10.Genetic variation and evolution of influenza viruses isolated from co-infection cases in Guangdong Province
Lijun LIANG ; Jing TAN ; Yushi HUANG ; Huishi DENG ; Jianxiang YU ; Lirong ZOU ; Huan ZHANG ; Qianfang GUO ; Zhencui LI ; Bosheng LI
Chinese Journal of Microbiology and Immunology 2023;43(11):829-835
Objective:To analyze and reveal the genetic evolution and variation of influenza viruses in cases of co-infection in Guangdong Province.Methods:Throat swab samples were collected from four cases of H1N1pdm and H3N2 co-infection for viral isolation. The isolated strains were subjected to antigen analysis and neuraminidase inhibitor susceptibility test. High-throughput sequencing was used to detect the sequences of strains in three throat swab samples and one virus strain, and then genetic variations were analyzed.Results:Four influenza viruses were isolated with one strain of H1N1pdm and three of H3N2 subtype, and all of them were genetically similar to the vaccine strain in 2022-2023. The HA genes of H1N1pdm and H3N2 strains belonged to clade 6B.1A.5a.2a and 2a.3a.1, respectively. The isolated strains belonged to the same clade as the strains prevalent in Guangdong during the same period.

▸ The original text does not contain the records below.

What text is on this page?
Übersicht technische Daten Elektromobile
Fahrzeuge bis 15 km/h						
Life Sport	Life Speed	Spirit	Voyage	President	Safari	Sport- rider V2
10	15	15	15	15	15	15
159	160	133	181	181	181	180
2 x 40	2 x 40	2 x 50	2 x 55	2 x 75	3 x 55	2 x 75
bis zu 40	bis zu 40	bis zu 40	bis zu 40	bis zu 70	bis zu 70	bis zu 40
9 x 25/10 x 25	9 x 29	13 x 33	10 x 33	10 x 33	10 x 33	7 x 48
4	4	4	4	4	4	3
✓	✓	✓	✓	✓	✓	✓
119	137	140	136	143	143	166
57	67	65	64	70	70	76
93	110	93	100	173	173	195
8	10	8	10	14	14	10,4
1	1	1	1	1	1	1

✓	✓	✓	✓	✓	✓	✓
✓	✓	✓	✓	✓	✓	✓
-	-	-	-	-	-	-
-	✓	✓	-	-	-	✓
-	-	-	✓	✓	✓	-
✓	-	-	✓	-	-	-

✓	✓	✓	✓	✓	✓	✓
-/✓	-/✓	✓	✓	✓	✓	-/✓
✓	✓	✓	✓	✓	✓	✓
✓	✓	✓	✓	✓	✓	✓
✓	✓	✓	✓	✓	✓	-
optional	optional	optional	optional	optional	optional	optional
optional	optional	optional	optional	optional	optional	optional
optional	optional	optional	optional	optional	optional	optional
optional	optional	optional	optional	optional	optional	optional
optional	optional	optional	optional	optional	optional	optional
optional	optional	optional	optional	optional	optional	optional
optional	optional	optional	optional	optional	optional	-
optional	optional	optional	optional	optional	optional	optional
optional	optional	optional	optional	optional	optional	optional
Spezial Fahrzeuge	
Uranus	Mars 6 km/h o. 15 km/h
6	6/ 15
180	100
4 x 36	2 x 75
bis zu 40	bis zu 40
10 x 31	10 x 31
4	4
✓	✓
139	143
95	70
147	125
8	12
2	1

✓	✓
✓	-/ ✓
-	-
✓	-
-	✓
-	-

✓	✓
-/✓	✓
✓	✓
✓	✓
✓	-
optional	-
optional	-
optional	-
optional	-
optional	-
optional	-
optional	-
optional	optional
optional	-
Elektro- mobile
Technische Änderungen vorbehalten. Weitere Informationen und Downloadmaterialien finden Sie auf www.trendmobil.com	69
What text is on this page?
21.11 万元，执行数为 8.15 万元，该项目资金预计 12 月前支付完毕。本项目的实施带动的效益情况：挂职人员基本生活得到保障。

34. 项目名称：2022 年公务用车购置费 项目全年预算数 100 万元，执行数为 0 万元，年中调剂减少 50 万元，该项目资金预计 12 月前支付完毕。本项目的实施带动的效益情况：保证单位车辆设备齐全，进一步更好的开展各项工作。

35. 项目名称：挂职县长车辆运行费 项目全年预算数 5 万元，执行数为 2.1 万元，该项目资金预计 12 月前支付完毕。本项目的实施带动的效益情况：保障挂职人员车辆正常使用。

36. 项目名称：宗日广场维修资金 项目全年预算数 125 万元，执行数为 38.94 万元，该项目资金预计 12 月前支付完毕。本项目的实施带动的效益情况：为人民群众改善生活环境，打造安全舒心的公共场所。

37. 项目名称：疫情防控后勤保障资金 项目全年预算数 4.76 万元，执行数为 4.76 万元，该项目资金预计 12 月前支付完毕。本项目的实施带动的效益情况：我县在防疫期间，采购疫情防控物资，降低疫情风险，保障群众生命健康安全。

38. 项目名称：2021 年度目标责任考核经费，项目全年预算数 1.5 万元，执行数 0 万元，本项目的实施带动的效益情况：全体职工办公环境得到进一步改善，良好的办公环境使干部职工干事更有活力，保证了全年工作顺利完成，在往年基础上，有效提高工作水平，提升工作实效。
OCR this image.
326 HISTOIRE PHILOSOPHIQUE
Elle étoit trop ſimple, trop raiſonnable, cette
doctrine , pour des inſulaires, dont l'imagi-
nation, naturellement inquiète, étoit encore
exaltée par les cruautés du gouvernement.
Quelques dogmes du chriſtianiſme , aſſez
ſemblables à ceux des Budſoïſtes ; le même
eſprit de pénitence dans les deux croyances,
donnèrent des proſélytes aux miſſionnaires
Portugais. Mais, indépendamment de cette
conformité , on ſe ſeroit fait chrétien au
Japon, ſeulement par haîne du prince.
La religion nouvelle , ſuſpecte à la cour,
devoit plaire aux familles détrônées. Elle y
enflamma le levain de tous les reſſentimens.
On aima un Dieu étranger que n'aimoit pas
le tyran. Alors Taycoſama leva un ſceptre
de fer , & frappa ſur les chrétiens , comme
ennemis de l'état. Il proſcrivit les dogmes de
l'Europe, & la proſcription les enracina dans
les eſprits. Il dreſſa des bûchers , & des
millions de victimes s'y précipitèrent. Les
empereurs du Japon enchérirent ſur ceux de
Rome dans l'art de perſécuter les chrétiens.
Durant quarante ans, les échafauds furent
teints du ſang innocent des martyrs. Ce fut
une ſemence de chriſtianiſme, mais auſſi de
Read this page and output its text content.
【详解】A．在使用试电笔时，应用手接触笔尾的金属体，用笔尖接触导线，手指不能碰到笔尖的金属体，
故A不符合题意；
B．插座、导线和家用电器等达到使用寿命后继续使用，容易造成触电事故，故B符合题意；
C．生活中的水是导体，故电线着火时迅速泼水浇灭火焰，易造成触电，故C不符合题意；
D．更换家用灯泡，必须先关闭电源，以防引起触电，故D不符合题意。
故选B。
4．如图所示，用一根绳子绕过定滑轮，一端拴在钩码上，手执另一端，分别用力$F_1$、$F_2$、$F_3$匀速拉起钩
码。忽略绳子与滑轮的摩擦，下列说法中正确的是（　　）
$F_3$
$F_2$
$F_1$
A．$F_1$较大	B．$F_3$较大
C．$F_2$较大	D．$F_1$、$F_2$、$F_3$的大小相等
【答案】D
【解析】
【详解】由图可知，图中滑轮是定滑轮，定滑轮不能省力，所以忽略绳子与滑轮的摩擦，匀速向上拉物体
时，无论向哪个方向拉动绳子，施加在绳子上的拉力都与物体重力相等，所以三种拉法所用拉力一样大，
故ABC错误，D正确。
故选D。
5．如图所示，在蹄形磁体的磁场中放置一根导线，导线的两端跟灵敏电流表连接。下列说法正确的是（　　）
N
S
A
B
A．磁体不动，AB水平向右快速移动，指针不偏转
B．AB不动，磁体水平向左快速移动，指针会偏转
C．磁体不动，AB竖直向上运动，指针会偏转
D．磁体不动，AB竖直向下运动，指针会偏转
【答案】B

No drug-resistant variations were detected in N1 or N2 gene, and the isolated strains were sensitive to oseltamivir and zanamivir.Conclusions:H1pdm subtype had stronger replication ability than H3 subtype in the influenza viruses isolated from co-infected cases. H1N1pdm and H3N2 subtype influenza viruses were genetically similar to the strains circulating in Guangdong at the same time. The isolated H1N1pdm and H3N2 strains were sensitive to both oseltamivir and zanamivir, indicating that they could continue to be used in the treatment of influenza virus infections caused by one or two genotypes.